Animators Belong to the Ages
My late friend Alexander Marshack, who once was a photographer for the old picture magazine, LIFE, and also an early TV director, later became a foremost expert on the beginnings of human notation, writing, that is... He traced notation back at least 35,000 years. His story was told in National Geographic magazine, how early humans carved graphic notations on bones, showing where water was, and charting the seasons.
What interested me greatly about Marshack’s work was what he postulated about the cave paintings of Europe. First of all he reminds us of the weird feeling we have when inside a cave... If you've ever been inside a large cave, you'll know this feeling. And if you've ever been deep inside a cave and turned off your light, you will know what dark is! It is a total blackness and quiet we can experience in no other way, especially with the deathly feeling of being under tons of rock.
Alex Marshack pointed out that all those beautiful cave paintings we know of were mainly made in the darkest chambers, deep inside the caves.

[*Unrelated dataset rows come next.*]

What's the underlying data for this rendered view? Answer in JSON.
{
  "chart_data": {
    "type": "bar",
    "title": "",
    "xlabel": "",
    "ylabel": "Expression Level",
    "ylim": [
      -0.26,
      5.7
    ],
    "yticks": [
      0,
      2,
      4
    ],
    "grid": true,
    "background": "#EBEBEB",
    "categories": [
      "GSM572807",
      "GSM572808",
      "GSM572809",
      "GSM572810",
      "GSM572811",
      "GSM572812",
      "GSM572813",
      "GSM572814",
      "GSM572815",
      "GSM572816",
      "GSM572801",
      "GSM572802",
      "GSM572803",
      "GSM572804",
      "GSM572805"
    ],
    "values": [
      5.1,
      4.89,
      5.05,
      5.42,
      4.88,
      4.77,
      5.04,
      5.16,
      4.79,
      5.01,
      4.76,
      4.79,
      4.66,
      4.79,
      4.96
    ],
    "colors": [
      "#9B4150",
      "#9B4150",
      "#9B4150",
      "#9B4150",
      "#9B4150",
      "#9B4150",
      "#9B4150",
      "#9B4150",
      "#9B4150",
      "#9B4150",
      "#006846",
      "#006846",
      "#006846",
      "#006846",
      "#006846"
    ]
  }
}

Why did those early artists want to paint in darkness when it must have been enormously difficult for them? How did they gain the skill to do that?
It proves that even so-called primitive, hunter-gatherer societies felt it important enough to feed artists, giving them time and conditions to develop their graphic sensibilities and methods, to be able to draw and paint in isolated, pitch-dark caverns! It certainly proves that they were able to produce light. Hollowed stones have been found inside the caves, which were probably oil lamps. They also had to be able to bring drawing and painting utensils deep into those caves, and wood, to make scaffolding. They needed to mix colors on the spot. Flattened areas of stone have been found with enough color residues to indicate that they were used as palettes.
But it can be assumed that they did not drag all those animals in there, to use as models! Yet these paintings are marvelous examples of drawing skill by any standard. They were trained artists! What is especially fascinating to an animator is seeing that many of the drawings were attempts to convey an image of motion!
This amazing art was created during a period of primitive and exceedingly difficult life, when merely staying alive and hunting for food was the predominate need. But yet the tribal chiefs felt it necessary to support "professional" artists! From this we have to assume that these so-called cave men had a more advanced social organization than we might have thought, and that they were able to bring in a surplus of food, and that not every man and woman needed to spend full time scrabbling for existence - that a society 35,000 years ago could support and train artists!!! But why? All of these deductions by Alexander Marshack got me to thinking that those prehistoric people had a culture and a lore they wished to preserve, to pass on - a need to tell stories!